The Legume Systems Innovation Lab is pleased to welcome Kansas State University (KSU) Associate Professor, Dr. Augustine Obour as the new principle investigator leading the Sustainable Intensification of Dual-Purpose Cowpea Varieties for Enhanced Food and Fodder in Senegal project.
The project is a collaborative effort among scientists at KSU, Senegalese National Agricultural Research and Extension Services (NARES) (i.e. ISRA and ANCAR) and uses a farming systems approach to assess dual-purpose cowpea for grain and fodder production for human nutrition and small ruminant production.
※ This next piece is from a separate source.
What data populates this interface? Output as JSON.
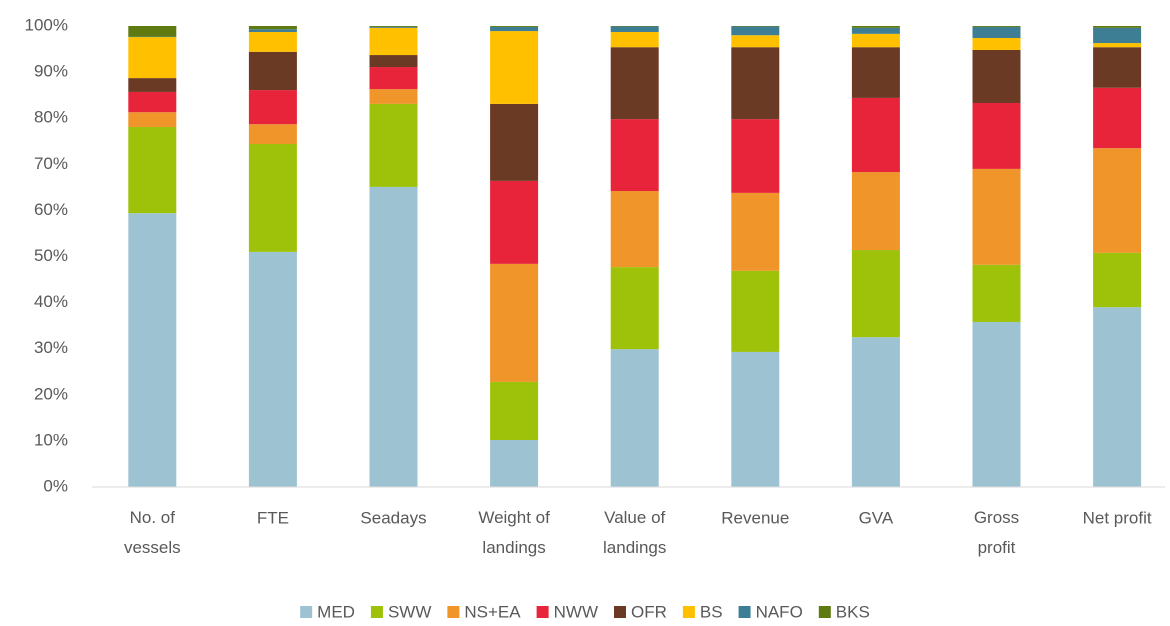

Dr. Obour is a native of Ghana and earned his bachelor's degree in Crop Science from the Kwame Nkrumah University of Science and Technology in Ghana. He holds a master’s degree in Agronomy and a Ph. D in Soil and Water Science from the University of Florida, Gainesville.
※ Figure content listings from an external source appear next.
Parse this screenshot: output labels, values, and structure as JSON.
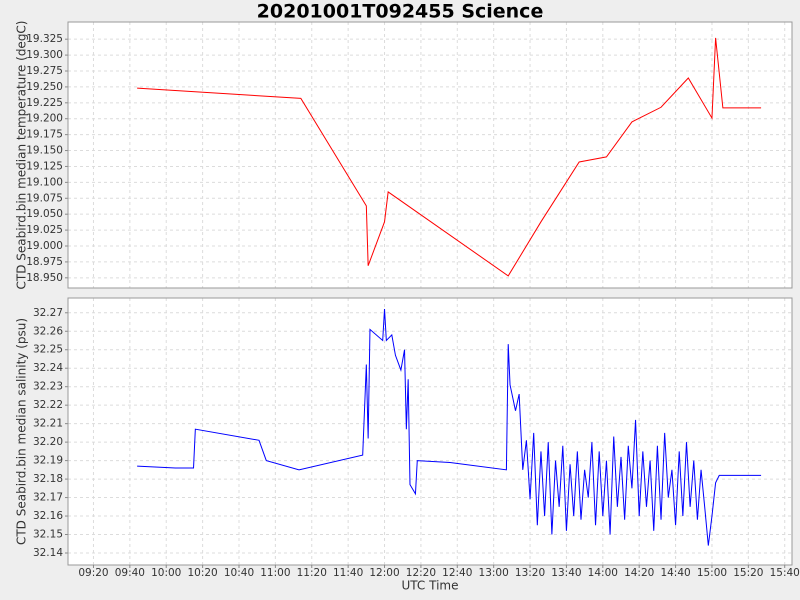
{
  "chart_data": [
    {
      "type": "line",
      "title": "20201001T092455 Science",
      "y_label": "CTD Seabird.bin median temperature (degC)",
      "color": "#ff0000",
      "grid": true,
      "ylim": [
        18.934,
        19.352
      ],
      "yticks": [
        {
          "value": 18.95,
          "label": "18.950"
        },
        18.975,
        {
          "value": 19,
          "label": "19.000"
        },
        19.025,
        {
          "value": 19.05,
          "label": "19.050"
        },
        19.075,
        {
          "value": 19.1,
          "label": "19.100"
        },
        19.125,
        {
          "value": 19.15,
          "label": "19.150"
        },
        19.175,
        {
          "value": 19.2,
          "label": "19.200"
        },
        19.225,
        {
          "value": 19.25,
          "label": "19.250"
        },
        19.275,
        {
          "value": 19.3,
          "label": "19.300"
        },
        19.325
      ],
      "x": [
        "09:44",
        "11:14",
        "11:50",
        "11:51",
        "12:00",
        "12:02",
        "13:08",
        "13:26",
        "13:47",
        "14:02",
        "14:16",
        "14:32",
        "14:47",
        "15:00",
        "15:02",
        "15:06",
        "15:27"
      ],
      "values": [
        19.248,
        19.232,
        19.063,
        18.969,
        19.038,
        19.085,
        18.953,
        19.038,
        19.132,
        19.14,
        19.195,
        19.218,
        19.264,
        19.201,
        19.327,
        19.217,
        19.217
      ]
    },
    {
      "type": "line",
      "x_label": "UTC Time",
      "y_label": "CTD Seabird.bin median salinity (psu)",
      "color": "#0000ff",
      "grid": true,
      "xlim": [
        "09:06",
        "15:44"
      ],
      "xticks": [
        "09:20",
        "09:40",
        "10:00",
        "10:20",
        "10:40",
        "11:00",
        "11:20",
        "11:40",
        "12:00",
        "12:20",
        "12:40",
        "13:00",
        "13:20",
        "13:40",
        "14:00",
        "14:20",
        "14:40",
        "15:00",
        "15:20",
        "15:40"
      ],
      "ylim": [
        32.1335,
        32.278
      ],
      "yticks": [
        32.14,
        32.15,
        32.16,
        32.17,
        32.18,
        32.19,
        {
          "value": 32.2,
          "label": "32.20"
        },
        32.21,
        32.22,
        32.23,
        32.24,
        32.25,
        32.26,
        32.27
      ],
      "x": [
        "09:44",
        "10:05",
        "10:15",
        "10:16",
        "10:51",
        "10:55",
        "11:13",
        "11:48",
        "11:50",
        "11:51",
        "11:52",
        "11:59",
        "12:00",
        "12:01",
        "12:04",
        "12:06",
        "12:09",
        "12:11",
        "12:12",
        "12:13",
        "12:14",
        "12:17",
        "12:18",
        "12:36",
        "13:07",
        "13:08",
        "13:09",
        "13:12",
        "13:14",
        "13:16",
        "13:18",
        "13:20",
        "13:22",
        "13:24",
        "13:26",
        "13:28",
        "13:30",
        "13:32",
        "13:34",
        "13:36",
        "13:38",
        "13:40",
        "13:42",
        "13:44",
        "13:46",
        "13:48",
        "13:50",
        "13:52",
        "13:54",
        "13:56",
        "13:58",
        "14:00",
        "14:02",
        "14:04",
        "14:06",
        "14:08",
        "14:10",
        "14:12",
        "14:14",
        "14:16",
        "14:18",
        "14:20",
        "14:22",
        "14:24",
        "14:26",
        "14:28",
        "14:30",
        "14:32",
        "14:34",
        "14:36",
        "14:38",
        "14:40",
        "14:42",
        "14:44",
        "14:46",
        "14:48",
        "14:50",
        "14:52",
        "14:54",
        "14:56",
        "14:58",
        "15:00",
        "15:02",
        "15:04",
        "15:27"
      ],
      "values": [
        32.187,
        32.186,
        32.186,
        32.207,
        32.201,
        32.19,
        32.185,
        32.193,
        32.242,
        32.202,
        32.261,
        32.255,
        32.272,
        32.255,
        32.258,
        32.247,
        32.239,
        32.25,
        32.207,
        32.234,
        32.177,
        32.172,
        32.19,
        32.189,
        32.185,
        32.253,
        32.231,
        32.217,
        32.226,
        32.185,
        32.201,
        32.169,
        32.205,
        32.155,
        32.195,
        32.16,
        32.2,
        32.15,
        32.19,
        32.165,
        32.198,
        32.152,
        32.188,
        32.16,
        32.195,
        32.158,
        32.185,
        32.17,
        32.2,
        32.155,
        32.195,
        32.16,
        32.19,
        32.15,
        32.203,
        32.165,
        32.192,
        32.158,
        32.198,
        32.175,
        32.212,
        32.16,
        32.195,
        32.165,
        32.19,
        32.152,
        32.198,
        32.158,
        32.205,
        32.17,
        32.185,
        32.155,
        32.195,
        32.16,
        32.2,
        32.165,
        32.19,
        32.158,
        32.185,
        32.165,
        32.144,
        32.16,
        32.178,
        32.182,
        32.182
      ]
    }
  ]
}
His expertise is in soil and nutrient management issues in semiarid dryland cropping systems. A major emphasis of his applied research program is placed on developing a systematic understanding of soil management and agronomic production practices within dryland cropping systems and the impact of such practices on soil health, water use, crop productivity, and economic returns.
Dr. Obour's hope for the project is that it will result in identifying novel dual-purpose cowpea varieties that can be adopted by Senegalese farmers and scaled-up across West Africa with the ultimate goal of improving resilience, nutrition, and food security for smallholder farmers.
While not focused on his research, Augustine enjoys watching football and soccer. He notes that his biggest personal challenge since the onset of the COVID-19 pandemic has been the disruption to his off-campus research activities and personal travel plans. His favorite legume to eat is black-eyed pea, a favorite of his homeland Ghana.